Tribalismo Indígena, ideal comuno-missionário para o Brasil no século XXI

Plinio Corrêa de Oliveira

"Quomodo obscuratum est aurum!" — "Como chegou a tornar-se escuro o ouro!" — exclamava o Profeta Jeremias (Lam. 4, 1).

Desde Nóbrega e Anchieta, a luminosa atuação dos missionários em nosso País consistiu em evangelizar, educar, civilizar nossos irmãos silvícolas. E essa foi sempre a ação característica de todos os verdadeiros missionários em relação aos não católicos.

Mas o ouro inestimável, ao qual a atuação missionária tradicional pode ser comparada, vai se obscurecendo.

Nos dias de hoje, uma poderosa corrente missiológica, influenciada pelo progressismo cada vez mais difundido em nossos meios eclesiásticos, visa precisamente o contrário: proclama o estado dos silvícolas como a própria perfeição da vida humana, opõe-se à integração destes à civilização ocidental, afirma o caráter secundário — quando não a inutilidade — da evangelização, e não poupa críticas à ação dos grandes missionários de outrora, e nem mesmo à de Nóbrega e Anchieta, aos quais todo o Brasil venera.

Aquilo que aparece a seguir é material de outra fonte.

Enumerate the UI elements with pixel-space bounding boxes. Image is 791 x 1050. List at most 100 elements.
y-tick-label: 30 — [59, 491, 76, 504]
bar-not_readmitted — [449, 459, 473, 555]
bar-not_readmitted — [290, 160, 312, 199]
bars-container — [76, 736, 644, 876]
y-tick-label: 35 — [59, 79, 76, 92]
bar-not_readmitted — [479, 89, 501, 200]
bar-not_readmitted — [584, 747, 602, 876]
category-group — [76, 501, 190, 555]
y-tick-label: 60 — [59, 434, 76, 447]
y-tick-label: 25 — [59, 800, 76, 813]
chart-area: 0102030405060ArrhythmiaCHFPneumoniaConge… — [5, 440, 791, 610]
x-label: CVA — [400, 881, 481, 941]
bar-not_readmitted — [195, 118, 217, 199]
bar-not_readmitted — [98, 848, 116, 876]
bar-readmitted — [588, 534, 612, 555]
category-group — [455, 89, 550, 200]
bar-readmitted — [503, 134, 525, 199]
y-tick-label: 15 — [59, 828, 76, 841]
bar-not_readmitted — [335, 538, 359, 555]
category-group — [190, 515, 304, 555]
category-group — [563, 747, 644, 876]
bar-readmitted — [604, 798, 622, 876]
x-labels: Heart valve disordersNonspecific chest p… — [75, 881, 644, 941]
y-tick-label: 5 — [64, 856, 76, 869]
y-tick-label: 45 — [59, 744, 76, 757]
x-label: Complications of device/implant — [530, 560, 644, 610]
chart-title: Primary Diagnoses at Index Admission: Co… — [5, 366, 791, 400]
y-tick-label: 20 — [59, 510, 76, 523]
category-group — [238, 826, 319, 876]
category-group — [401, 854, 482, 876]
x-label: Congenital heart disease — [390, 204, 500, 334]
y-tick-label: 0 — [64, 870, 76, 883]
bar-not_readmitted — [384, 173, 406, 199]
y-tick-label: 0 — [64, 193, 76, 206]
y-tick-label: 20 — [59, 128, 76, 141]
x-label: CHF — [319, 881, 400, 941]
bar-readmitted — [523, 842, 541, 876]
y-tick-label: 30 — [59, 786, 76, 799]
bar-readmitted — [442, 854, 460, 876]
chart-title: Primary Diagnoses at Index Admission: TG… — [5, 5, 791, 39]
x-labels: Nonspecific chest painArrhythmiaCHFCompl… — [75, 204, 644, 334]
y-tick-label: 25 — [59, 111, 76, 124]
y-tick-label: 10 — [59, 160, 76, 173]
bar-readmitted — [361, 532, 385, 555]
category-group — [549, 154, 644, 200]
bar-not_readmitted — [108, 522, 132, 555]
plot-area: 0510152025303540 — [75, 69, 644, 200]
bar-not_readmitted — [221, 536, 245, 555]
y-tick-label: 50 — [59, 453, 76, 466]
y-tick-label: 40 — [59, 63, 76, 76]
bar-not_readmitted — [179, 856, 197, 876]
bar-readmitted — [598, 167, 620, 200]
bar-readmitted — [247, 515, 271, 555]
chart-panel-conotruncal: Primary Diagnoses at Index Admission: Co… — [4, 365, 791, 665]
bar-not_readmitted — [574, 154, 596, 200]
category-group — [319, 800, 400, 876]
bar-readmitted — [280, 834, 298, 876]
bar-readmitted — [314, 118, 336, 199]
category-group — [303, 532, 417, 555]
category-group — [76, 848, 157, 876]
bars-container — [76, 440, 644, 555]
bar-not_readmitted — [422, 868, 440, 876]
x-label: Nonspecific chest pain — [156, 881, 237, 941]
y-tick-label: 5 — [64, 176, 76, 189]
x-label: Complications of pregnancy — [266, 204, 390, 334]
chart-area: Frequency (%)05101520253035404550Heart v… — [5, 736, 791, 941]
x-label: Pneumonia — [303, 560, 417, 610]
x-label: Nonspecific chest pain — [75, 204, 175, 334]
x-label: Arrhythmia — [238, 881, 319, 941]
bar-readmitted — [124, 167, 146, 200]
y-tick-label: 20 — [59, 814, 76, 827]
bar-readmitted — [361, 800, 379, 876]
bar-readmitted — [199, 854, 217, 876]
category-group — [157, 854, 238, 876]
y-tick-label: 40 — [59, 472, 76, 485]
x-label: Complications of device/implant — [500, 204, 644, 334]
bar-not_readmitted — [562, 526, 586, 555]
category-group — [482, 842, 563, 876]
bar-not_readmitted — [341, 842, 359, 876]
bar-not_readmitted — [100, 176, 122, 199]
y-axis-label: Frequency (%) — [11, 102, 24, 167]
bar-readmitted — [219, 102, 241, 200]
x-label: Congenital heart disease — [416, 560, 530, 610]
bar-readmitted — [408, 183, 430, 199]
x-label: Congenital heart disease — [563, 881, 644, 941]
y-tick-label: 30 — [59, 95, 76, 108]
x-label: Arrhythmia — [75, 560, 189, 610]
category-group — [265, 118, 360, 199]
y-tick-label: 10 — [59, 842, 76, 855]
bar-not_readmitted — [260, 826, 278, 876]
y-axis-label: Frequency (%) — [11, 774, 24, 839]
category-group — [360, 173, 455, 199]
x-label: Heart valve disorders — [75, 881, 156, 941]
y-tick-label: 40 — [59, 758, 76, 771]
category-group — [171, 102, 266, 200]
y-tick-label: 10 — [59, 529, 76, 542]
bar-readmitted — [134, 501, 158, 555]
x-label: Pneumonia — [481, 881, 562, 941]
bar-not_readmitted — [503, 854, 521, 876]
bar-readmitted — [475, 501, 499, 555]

Da orla de nossas selvas, esses neomissionários lançam apelos em prol da luta de classes, a qual desejam ver corroendo até às entranhas, o Brasil civilizado.

O estudo do pensamento da corrente neomissiológica é indispensável para quem deseje conhecer a grande crise que abala a Igreja no Brasil. E compreender de que maneira tal crise tende a contagiar o País, transformando-se de crise religiosa em crise de toda a Nação.

"Catolicismo" se honra em publicar em primeira mão o penetrante estudo sobre a candente questão missionária no Brasil, de autoria do Prof. Plinio Corrêa de Oliveira, Presidente do Conselho Nacional da TFP e escritor católico de renome internacional.

D. Pedro Casaldáliga, Bispo de São Félix do Araguaia, em trajes episcopais "aggiornati": por "báculo", um remo (totem? ); por "mitra", um chapéu de palha; e "estola". Para ele, os índios não devem ser civilizados, mas permanecer no estado em que se encontram, como o cacique da foto. Em sua autobiografia D. Pedro afirma: "Colonizar" e "civilizar" já deixaram de ser para mim verbos humanos. Como não o são, aqui onde vivo e sofro, as novas fórmulas colonizadoras de "pacificar" e "integrar" os índios. Imperialismo, Colonialismo e Capitalismo merecem, no meu "credo", o mesmo anátema. Repugnam-me os monumentos aos descobridores e aos bandeirantes". Por isso, D. Casaldáliga investe também contra o Apóstolo do Brasil: "Anchieta foi até certo ponto transmissor de um evangelho colonizador. A Igreja deve se penitenciar".

O missionário tradicional visava trazer os homens para a Igreja e abrir-lhes assim as portas da salvação. Dentro dessa concepção, os Padres Nóbrega e Anchieta (este no alto da página) lançaram os fundamentos da evangelização do Brasil e desempenharam papel capital no surgimento das duas metrópoles brasileiras: São Paulo e Rio de Janeiro. Dentro do mesmo espírito, seus continuadores foram integrando paulatinamente os nossos indígenas à civilização cristã. Assim, até há pouco tempo, podíamos ver cenas como esta, de um índio Xavante convertido à Fé católica, que reza fervorosamente diante do Cruzeiro.